Las armas biológicas son una herramienta barata para que los países en desarrollo aborden sus problemas en el entorno de seguridad internacional actual.
Durante las primeras décadas de la Guerra Fría, Estados Unidos y la Unión Soviética adquirieron toneladas de armas biológicas junto con la proliferación nuclear, si bien la búsqueda de estas armas se redujo durante la década de 1970 con la creación de la Convención sobre Armas Biológicas y Toxínicas (CAB).
Esta convención se presentó en 1972 ante los países y finalmente entró en vigor en 1975 con 150 países que firmaron esta convención y 140 países que se adhirieron plenamente a este tratado. En ella se prohibió todo tipo de armamento biológico, con el fin de promover la paz y la estabilidad en el mundo.

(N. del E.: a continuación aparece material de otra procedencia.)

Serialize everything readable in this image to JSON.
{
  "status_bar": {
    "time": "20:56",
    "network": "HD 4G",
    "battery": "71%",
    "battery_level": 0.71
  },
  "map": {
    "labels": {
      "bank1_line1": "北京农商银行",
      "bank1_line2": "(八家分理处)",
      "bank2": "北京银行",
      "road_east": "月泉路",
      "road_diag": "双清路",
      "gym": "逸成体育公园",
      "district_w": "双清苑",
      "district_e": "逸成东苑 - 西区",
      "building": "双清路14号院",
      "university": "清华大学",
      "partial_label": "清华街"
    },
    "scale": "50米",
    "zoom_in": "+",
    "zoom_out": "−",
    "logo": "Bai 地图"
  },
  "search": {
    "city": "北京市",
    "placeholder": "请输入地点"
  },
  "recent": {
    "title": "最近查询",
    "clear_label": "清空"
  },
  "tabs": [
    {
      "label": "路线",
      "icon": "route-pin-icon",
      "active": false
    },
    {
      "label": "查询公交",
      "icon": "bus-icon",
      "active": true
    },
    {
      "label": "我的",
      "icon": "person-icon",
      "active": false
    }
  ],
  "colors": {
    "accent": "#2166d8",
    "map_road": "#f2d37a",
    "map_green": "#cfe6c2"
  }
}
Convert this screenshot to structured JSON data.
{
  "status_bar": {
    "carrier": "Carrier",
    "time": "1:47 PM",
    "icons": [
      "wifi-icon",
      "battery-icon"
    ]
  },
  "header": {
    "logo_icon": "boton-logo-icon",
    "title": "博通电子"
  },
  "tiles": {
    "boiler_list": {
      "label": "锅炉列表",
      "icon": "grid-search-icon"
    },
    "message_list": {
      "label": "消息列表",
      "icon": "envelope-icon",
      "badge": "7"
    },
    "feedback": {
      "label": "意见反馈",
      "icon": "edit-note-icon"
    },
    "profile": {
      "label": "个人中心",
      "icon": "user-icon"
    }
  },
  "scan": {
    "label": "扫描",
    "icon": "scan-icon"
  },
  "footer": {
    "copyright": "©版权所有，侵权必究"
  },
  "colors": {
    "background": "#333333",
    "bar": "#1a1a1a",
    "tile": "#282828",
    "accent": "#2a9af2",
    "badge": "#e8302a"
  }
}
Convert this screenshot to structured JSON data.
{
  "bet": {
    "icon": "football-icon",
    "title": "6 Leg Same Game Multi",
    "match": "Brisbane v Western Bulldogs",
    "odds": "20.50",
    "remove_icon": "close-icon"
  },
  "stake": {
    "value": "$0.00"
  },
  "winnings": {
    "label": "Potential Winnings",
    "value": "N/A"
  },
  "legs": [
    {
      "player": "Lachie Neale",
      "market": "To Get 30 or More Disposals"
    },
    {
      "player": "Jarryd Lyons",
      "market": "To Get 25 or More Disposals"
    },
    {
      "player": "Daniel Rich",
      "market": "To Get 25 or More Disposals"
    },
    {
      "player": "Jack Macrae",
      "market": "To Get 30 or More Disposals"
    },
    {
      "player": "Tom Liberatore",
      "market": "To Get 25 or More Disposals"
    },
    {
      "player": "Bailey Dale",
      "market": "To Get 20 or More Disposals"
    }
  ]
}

Tiene, no obstante, defectos obvios, al ser incapaz de abordar muchas cuestiones, como que no impide en sí misma el empleo de armas biológicas, sino que se limita a reforzar el Protocolo de Ginebra de 1925, que prohíbe su uso.
La Convención permite la «investigación defensiva», a la que hay muchas objeciones sobre lo que esto implica, ya que no es vinculante para los Estados firmantes y, en caso de que los países no la cumplan, carece de técnicas de supervisión eficaces para vigilarlos, tanto si persiguen estas capacidades de armas biológicas, como si no.
Desde la creación de esta convención hasta ahora, ha fracasado claramente a la hora de impedir que los países adquieran y empleen estas armas. Esto es evidente, ya que ha habido casos después de 1975 en los que se emplearon estas armas, como en la década de 1980, cuando Irak empleó gas mostaza, sarín y tabún contra Irán y otros grupos étnicos de ese país. Otro incidente destacado fue el ataque con gas nervioso Sarín en el metro de Tokio, que dejó miles de heridos y muchos muertos. Sin embargo, en la era de la posguerra fría, el número de estos ataques se redujo, ya que tras los atentados del 11 de septiembre se prestó mucha atención al terrorismo con el cambio de la arquitectura de seguridad mundial.
Las «cartas con ántrax» en los atentados posteriores al 11 de septiembre revelaron otra dimensión de las armas biológicas: la amenaza del bioterrorismo por parte de agentes no estatales. Estados Unidos se convirtió en víctima del bioterrorismo cuando en 2001 se transportó por carta un polvo que contenía una bacteria llamada ántrax que infectó a muchas personas.
Uno de los objetivos de los terroristas es hacer que las masas en general se sientan inseguras en manos de su gobierno y el hecho de que sean más baratas y más devastadoras que las convencionales, hace más probable que sean empleadas por ellos. Además, son fáciles de ocultar y transportar y como una cantidad menor pueda dejar impactos duraderos en una población mayor hace que estas armas sean más atractivas.
Ahora que nos enfrentamos a una pandemia mundial en forma de COVID-19, que según algunas teorías conspirativas es un arma biológica, podrían suponer un reto aún más serio para la seguridad internacional en las próximas décadas.
No existe ninguna evidencia científica que demuestre que el Corona Virus es un arma biológica, pero lo cierto es que, sea o no un arma biológica, el mundo no estaba preparado para ello. Pero, no sólo los países en vías de desarrollo, también los desarrollados sufrieron a pesar de tener una enorme infraestructura médica.
El hecho de que hayan disminuido los incidentes relacionados con el bioterrorismo no debe hacernos pensar que no existe la posibilidad de que se produzcan estos ataques, ya que el mundo haya fracasado en el manejo de Covid-19 pone un signo de interrogación sobre la credibilidad de las medidas en caso de que nos enfrentemos al bioterrorismo.
La comunidad médica, así como la población en general, necesita desarrollar una comprensión de cómo responder si se produce un ataque de este tipo. A nivel internacional, existe una necesidad imperiosa de desarrollar algunas normas sólidas que desalienten el desarrollo y el empleo de este tipo de armas en cualquier capacidad.